Introduction
Pandas is a powerful library in the Python ecosystem that makes it easy to manipulate and analyze data. When building machine learning models, a common task is to split your dataset into training, validation, and test sets. This tutorial will guide you through multiple ways of achieving this in Pandas, from basic methods to more advanced approaches.
Setting Up Your Environment
Before we dive into the examples, ensure you have Pandas installed:
pip install pandas
pip install sklearn # For some advanced examples
Also, let’s import Pandas and create a simple DataFrame:
import pandas as pd
# Create a simple DataFrame
df = pd.DataFrame(
{
"features_1": range(100),
"features_2": range(100, 200),
"label": [1 if x % 2 == 0 else 0 for x in range(100)],
}
)
Basic Method: Manual Split
The most basic way to split a DataFrame is manually. This method gives you full control over how the splits are made but requires more coding. Here’s how you can do it:
train, validate, test = np.split(df.sample(frac=1), [int(.6*len(df)), int(.8*len(df))])

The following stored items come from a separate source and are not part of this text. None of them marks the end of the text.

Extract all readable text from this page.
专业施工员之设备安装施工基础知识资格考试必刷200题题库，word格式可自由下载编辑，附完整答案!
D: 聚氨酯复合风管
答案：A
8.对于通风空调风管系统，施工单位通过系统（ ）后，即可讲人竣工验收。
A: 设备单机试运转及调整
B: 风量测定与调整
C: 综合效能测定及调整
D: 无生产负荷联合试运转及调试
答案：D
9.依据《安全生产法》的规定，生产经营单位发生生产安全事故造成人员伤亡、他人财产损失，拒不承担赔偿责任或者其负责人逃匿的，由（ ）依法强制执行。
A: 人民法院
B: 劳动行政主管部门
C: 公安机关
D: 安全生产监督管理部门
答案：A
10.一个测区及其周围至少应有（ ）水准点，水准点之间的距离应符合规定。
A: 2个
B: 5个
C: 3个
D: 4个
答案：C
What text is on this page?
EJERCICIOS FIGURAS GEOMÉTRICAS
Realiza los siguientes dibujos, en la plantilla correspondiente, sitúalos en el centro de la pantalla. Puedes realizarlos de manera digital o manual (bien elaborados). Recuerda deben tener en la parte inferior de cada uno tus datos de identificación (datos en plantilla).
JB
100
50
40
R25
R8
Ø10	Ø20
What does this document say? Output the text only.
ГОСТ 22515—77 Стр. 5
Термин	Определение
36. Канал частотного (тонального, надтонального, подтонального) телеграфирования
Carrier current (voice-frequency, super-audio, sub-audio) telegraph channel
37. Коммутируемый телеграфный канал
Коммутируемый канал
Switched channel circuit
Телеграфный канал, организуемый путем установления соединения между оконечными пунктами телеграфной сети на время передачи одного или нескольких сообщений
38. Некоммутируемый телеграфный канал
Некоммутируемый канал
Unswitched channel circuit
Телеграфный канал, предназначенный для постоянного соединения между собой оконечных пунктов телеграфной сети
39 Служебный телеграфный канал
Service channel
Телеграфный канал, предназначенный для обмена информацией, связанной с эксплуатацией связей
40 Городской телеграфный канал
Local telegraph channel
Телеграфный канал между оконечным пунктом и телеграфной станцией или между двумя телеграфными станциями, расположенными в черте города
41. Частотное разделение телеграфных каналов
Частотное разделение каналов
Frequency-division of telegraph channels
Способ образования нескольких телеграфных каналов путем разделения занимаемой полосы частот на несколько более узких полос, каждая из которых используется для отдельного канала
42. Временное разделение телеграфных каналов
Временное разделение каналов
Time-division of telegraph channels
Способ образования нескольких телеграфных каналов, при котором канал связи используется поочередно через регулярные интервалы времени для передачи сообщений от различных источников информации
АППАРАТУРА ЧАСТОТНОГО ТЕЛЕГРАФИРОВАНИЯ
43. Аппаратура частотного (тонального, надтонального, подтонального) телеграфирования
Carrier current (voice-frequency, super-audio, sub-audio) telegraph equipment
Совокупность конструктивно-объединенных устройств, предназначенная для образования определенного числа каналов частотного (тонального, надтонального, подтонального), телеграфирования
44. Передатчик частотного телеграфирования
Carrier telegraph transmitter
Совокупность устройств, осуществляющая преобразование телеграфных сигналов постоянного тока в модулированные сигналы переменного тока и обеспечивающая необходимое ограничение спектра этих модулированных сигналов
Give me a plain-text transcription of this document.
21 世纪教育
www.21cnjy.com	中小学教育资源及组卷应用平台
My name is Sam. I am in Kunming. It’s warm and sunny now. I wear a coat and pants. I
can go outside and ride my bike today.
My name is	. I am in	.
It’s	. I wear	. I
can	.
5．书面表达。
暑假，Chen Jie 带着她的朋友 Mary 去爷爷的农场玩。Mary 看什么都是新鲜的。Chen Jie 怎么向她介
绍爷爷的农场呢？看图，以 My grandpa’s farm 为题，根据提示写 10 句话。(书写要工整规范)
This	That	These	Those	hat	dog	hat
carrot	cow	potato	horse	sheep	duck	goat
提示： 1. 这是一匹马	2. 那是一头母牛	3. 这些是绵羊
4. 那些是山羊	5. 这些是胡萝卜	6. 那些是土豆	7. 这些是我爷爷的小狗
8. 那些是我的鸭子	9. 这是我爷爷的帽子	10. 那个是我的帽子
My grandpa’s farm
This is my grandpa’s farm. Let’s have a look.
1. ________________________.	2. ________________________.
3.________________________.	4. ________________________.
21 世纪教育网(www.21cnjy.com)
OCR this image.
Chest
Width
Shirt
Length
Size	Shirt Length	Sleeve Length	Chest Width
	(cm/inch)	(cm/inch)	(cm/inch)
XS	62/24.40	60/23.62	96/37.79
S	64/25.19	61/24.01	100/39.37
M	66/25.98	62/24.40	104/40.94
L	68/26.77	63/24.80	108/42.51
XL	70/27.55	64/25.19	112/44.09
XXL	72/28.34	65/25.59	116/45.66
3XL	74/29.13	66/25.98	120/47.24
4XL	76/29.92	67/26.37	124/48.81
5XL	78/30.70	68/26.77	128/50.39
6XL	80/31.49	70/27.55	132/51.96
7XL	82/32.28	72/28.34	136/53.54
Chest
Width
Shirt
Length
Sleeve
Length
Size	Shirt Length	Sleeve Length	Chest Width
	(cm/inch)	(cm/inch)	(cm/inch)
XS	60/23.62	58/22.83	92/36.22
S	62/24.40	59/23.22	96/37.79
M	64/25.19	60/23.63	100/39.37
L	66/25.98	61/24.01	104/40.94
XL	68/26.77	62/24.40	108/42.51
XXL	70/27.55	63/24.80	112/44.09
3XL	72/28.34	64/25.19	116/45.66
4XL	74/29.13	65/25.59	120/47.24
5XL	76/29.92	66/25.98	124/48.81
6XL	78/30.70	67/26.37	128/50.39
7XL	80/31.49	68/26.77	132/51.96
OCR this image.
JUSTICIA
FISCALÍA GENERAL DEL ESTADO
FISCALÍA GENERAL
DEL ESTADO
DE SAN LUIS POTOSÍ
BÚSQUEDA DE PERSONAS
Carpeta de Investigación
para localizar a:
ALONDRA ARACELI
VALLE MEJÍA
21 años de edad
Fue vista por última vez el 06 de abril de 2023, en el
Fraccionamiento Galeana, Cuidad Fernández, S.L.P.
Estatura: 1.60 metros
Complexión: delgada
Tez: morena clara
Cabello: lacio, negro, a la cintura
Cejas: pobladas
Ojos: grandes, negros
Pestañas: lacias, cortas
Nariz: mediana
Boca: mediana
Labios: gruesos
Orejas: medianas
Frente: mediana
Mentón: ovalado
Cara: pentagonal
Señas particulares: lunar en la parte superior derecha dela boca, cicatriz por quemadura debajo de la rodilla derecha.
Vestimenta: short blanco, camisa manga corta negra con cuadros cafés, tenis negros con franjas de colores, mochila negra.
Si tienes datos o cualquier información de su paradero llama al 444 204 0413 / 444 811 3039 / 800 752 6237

This code first shuffles the DataFrame using sample(frac=1)
, then splits it into training (60%), validation (20%), and test (20%) sets based on the total number of rows.
Using sklearn’s train_test_split
A more conventional method is to use train_test_split
from sklearn’s model_selection module. This method provides an easy way to split data into two sets. To create three splits (train, validation, and test), we’ll need to call it twice:
from sklearn.model_selection import train_test_split
# Split into train and temp (temp will be split into validation and test)
X_train, X_temp, y_train, y_temp = train_test_split(
df.drop("label", axis=1), df["label"], test_size=0.4, random_state=42
)
# Split temp into validation and test
X_val, X_test, y_val, y_test = train_test_split(
X_temp, y_temp, test_size=0.5, random_state=42
)
This approach is straightforward and allows for easy randomization and stratification of the splits.
Advanced Approach: Stratified Splits with sklearn
For datasets with imbalanced classes or when we want each set to contain approximately the same percentage of samples of each class as the complete set, stratified splits come in handy. We use StratifiedShuffleSplit
to achieve this:
from sklearn.model_selection import train_test_split
from sklearn.model_selection import StratifiedShuffleSplit
sss = StratifiedShuffleSplit(n_splits=1, test_size=0.2, random_state=42)
for train_index, test_index in sss.split(df.drop("label", axis=1), df["label"]):
X_train, X_test = (
df.drop("label", axis=1).iloc[train_index],
df.drop("label", axis=1).iloc[test_index],
)
y_train, y_test = df["label"].iloc[train_index], df["label"].iloc[test_index]
# For Validation Set
validation_size = 0.25 # 25% of the training set
train_index, val_index = train_test_split(
range(len(X_train)), test_size=validation_size, random_state=42
)
X_train, X_val = X_train.iloc[train_index], X_train.iloc[val_index]
y_train, y_val = y_train.iloc[train_index], y_train.iloc[val_index]
This strategy ensures that your training, validation, and test sets are more representative of the overall distribution of your data.
Conclusion
In this tutorial, we explored various methods to split a DataFrame into training, validation, and test sets using Pandas and sklearn. Whether you require simple random splits or stratified splits for imbalanced data, the approaches outlined above will help you prepare your data for modeling. Understanding and properly preparing your data is crucial in building effective machine learning models.